In the end it was Patrick Daly's murder that did it. With its history of drug-related crime, robberies, murders and prostitution, the Red Hook area had long been the talk, if not the target, of urban renewal.

But when Mr Daly, an elementary school headmaster, was shot down in a drug-related gunfight more than ten years ago, after going in search a child who had left his school in tears, it was time to act.

Rudolph Giuliani was elected mayor of New York and his policy of zero tolerance began to get criminals arrested. But as the huge rise in police numbers was not matched by a similar increase in resources within the criminal justice system or in community support programmes, the underlying causes were never tackled. Those arrested were soon out of the system and back on the streets.

"There was no consequence to crime, because you had people pleading guilty and leaving court with no sanction whatsoever," says Greg Brennan, director of the centre for court innovation, a New-York-based think tank.

"That sends the message to offenders and citizens that the justice system is just a set of revolving doors."

Three years ago the centre for innovation set up the Red Hook community centre, a criminal court and justice facility.

What was an abandoned school is now home to an award-winning project, which attempts not just to pass verdict on the crime but to map out a holistic solution to prevent the criminal reoffending.

Where there was rough justice, now there is tough love.

The aim at the centre is threefold. First, to confront not just the crime but the criminal and his environment. Since three quarters of the criminal cases in the borough are related to drugs, defendants are often ordered into treatment and given counselling. There are also job placement programmes, mental health counsellors, family mediation services and domestic violence counselling.
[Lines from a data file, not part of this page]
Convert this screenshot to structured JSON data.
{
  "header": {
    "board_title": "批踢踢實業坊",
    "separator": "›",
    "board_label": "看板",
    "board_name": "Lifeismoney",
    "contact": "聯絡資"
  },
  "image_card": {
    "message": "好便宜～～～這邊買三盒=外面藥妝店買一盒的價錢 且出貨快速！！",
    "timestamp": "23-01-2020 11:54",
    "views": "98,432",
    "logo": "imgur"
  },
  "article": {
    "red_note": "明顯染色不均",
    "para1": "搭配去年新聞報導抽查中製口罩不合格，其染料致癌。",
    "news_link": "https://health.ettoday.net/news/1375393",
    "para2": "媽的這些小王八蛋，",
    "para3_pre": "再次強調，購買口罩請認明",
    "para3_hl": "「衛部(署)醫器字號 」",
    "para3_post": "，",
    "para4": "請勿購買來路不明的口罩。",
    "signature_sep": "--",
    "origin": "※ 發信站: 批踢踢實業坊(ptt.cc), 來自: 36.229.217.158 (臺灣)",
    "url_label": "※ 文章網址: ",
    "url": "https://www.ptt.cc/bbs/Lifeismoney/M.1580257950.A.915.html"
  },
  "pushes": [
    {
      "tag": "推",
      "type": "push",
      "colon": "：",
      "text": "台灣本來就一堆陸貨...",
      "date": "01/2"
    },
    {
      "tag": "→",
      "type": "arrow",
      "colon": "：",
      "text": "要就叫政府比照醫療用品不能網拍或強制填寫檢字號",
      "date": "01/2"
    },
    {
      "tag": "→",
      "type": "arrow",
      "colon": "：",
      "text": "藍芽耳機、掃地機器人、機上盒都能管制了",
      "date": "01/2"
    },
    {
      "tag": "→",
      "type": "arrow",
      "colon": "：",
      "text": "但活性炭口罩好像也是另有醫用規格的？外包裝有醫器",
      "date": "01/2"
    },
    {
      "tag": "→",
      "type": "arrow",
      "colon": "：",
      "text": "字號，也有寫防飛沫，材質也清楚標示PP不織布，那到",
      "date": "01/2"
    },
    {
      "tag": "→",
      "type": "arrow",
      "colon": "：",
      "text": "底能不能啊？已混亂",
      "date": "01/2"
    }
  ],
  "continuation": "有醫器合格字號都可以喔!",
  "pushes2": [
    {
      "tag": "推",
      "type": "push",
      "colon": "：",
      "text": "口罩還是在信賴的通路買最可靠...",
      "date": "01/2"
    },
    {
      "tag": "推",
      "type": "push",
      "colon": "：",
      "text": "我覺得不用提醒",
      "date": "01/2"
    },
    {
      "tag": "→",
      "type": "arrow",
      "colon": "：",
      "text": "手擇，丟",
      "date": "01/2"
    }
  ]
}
The second aim is to deal with the petty crimes, like graffiti, street dealing, prostitution and domestic violence that often lead to more serious offences.

And third, to put all the services in one place so that the defendant is not pushed from pillar to post, through a bureaucratic maze in search of either justice or restitution.
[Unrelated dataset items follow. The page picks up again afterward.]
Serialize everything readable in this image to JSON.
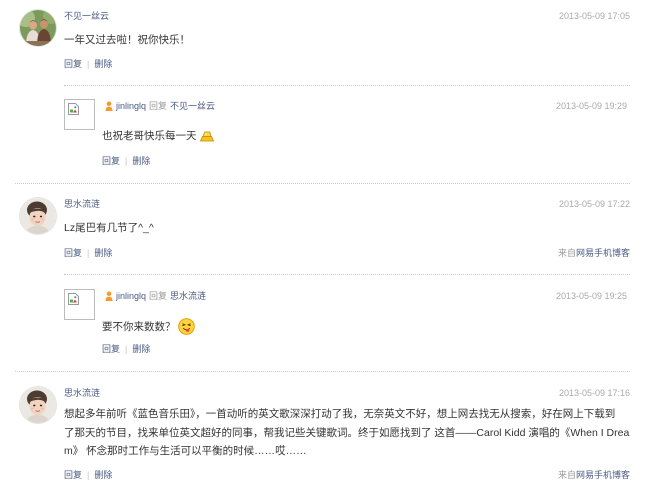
{
  "colors": {
    "link": "#4a5a84",
    "text": "#333333",
    "timestamp": "#aaaaaa",
    "muted": "#999999",
    "divider": "#c8c8c8",
    "user_icon": "#f39c2b"
  },
  "comments": [
    {
      "author": "不见一丝云",
      "time": "2013-05-09 17:05",
      "text": "一年又过去啦！祝你快乐！",
      "actions": {
        "reply": "回复",
        "divider": "|",
        "delete": "删除"
      },
      "reply": {
        "avatar_icon": "broken-image-icon",
        "name_icon": "user-icon",
        "author": "jinlinglq",
        "reply_word": "回复",
        "target": "不见一丝云",
        "time": "2013-05-09 19:29",
        "text": "也祝老哥快乐每一天",
        "emoticon": "gold-ingot-emoticon",
        "actions": {
          "reply": "回复",
          "divider": "|",
          "delete": "删除"
        }
      }
    },
    {
      "author": "思水流涟",
      "time": "2013-05-09 17:22",
      "text": "Lz尾巴有几节了^_^",
      "actions": {
        "reply": "回复",
        "divider": "|",
        "delete": "删除"
      },
      "source": {
        "prefix": "来自",
        "link": "网易手机博客"
      },
      "reply": {
        "avatar_icon": "broken-image-icon",
        "name_icon": "user-icon",
        "author": "jinlinglq",
        "reply_word": "回复",
        "target": "思水流涟",
        "time": "2013-05-09 19:25",
        "text": "要不你来数数？",
        "emoticon": "tongue-out-smiley-emoticon",
        "actions": {
          "reply": "回复",
          "divider": "|",
          "delete": "删除"
        }
      }
    },
    {
      "author": "思水流涟",
      "time": "2013-05-09 17:16",
      "text_lines": [
        "想起多年前听《蓝色音乐田》，一首动听的英文歌深深打动了我，无奈英文不好，想上网去找无从搜索，好在网上下载到",
        "了那天的节目，找来单位英文超好的同事，帮我记些关键歌词。终于如愿找到了 这首——Carol Kidd 演唱的《When I Drea",
        "m》 怀念那时工作与生活可以平衡的时候……哎……"
      ],
      "actions": {
        "reply": "回复",
        "divider": "|",
        "delete": "删除"
      },
      "source": {
        "prefix": "来自",
        "link": "网易手机博客"
      }
    }
  ]
}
"If you get to the addiction, as we try to do here, it's better for the defendant, for the community and the court," says Alex Calabrese, Red Hook's only judge.
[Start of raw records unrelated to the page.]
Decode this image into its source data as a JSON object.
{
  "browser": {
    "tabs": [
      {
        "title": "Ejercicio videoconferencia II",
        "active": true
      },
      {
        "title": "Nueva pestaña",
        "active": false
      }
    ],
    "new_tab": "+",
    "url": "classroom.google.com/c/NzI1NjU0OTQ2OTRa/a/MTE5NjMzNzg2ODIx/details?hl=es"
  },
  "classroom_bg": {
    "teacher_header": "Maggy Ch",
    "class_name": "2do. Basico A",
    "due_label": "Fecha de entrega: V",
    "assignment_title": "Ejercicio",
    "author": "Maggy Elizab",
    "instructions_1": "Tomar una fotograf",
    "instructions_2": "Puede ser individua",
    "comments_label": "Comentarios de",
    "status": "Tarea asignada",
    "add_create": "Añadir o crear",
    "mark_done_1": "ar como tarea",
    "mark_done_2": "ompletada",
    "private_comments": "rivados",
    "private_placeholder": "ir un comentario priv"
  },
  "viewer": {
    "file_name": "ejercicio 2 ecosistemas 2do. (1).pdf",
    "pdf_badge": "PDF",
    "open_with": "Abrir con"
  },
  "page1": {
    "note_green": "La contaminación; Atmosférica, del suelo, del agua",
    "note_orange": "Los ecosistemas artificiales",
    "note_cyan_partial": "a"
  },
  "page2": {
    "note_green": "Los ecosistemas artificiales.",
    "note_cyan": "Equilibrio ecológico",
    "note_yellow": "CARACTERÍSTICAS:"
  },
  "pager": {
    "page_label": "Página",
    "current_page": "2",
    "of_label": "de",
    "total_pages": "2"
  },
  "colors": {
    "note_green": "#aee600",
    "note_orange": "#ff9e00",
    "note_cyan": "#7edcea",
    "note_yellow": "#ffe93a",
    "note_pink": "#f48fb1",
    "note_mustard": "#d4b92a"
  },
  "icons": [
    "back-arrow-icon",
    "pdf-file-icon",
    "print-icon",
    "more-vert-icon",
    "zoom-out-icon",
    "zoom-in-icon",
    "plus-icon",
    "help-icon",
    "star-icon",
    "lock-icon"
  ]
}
When Calabrese worked in traditional courts, he said, "any of the cases were frustrating, because you knew the answer was not jail or release, but drug treatment that would stop the constant recidivism. I would send someone to jail with the belief that this person would be coming back because we had not got to the underlying problem."

The proof of its success is in the statistics. The year Daly was killed there were seven murders, 22 rapes, 490 robberies and 359 assaults in the 76th precinct, which includes Red Hook. Last year there was one murder, six rapes, 61 robberies and 46 assaults.